Claude 3.5's new 'computer use' feature lets AI act like a human on your computer

Anthropic‘s latest innovation, the “computer use” feature in its Claude 3.5 Sonnet AI model, is creating waves among developers. This feature, now in public beta, allows Claude to interact with a computer like a human—reading the screen, moving the cursor, typing, and clicking. This functionality, introduced through Anthropic’s API, aims to streamline mundane digital tasks, making it easier for users to manipulate software, search, and organize information without direct human interaction.

The “computer use” capability stands out from similar efforts by major players like Microsoft, OpenAI, and Google. While those companies have demonstrated AI’s ability to analyze computer screens, Anthropic has pushed further by releasing a public beta that allows AI to control a computer. However, the company has set limitations, particularly steering Claude away from social media, election-related activities, and government sites, to mitigate risks like misinformation and misuse.

Anthropic's Claude 3.5 Sonnet and Claude 3.5 Haiku benchmark evaluation table — Image: Anthropic

Technically, this version of Claude still faces challenges. It captures the screen as a series of screenshots instead of a continuous video feed, making certain dynamic actions difficult. Quick movements, notifications, or scrolling can throw it off track.

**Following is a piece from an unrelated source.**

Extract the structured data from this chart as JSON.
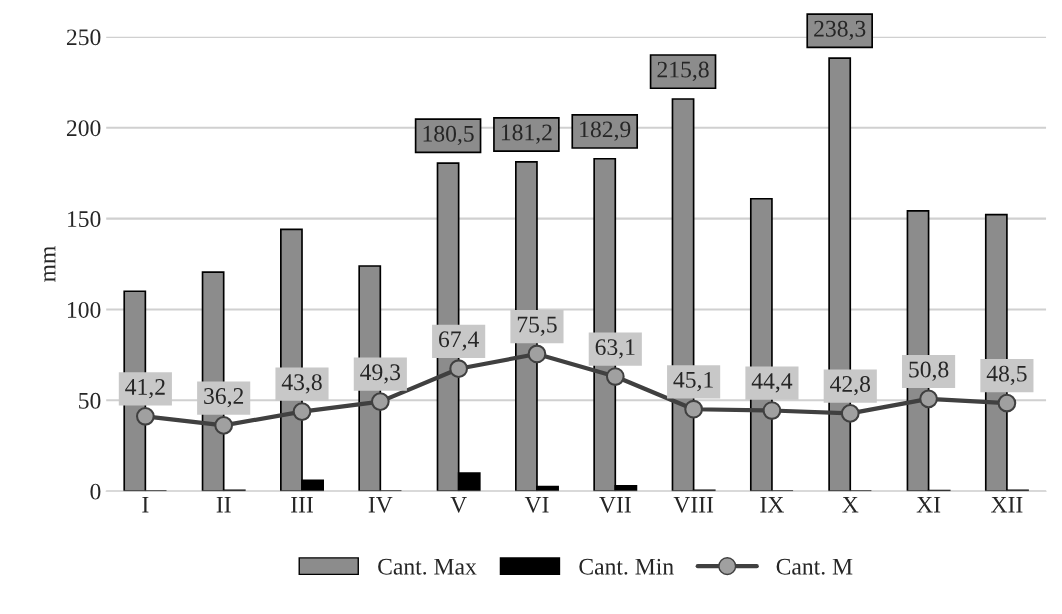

Despite these constraints, Claude’s computer use offers a glimpse into the future of how AI might handle repetitive digital tasks, with Anthropic expecting rapid improvements as feedback rolls in.

The updated Claude 3.5 Sonnet also brings notable advancements in coding and tool usage, outperforming previous models and competitors on various benchmarks. This model maintains Anthropic’s focus on practical AI applications, aiming to deliver more efficient assistance without compromising on safety and ethical standards.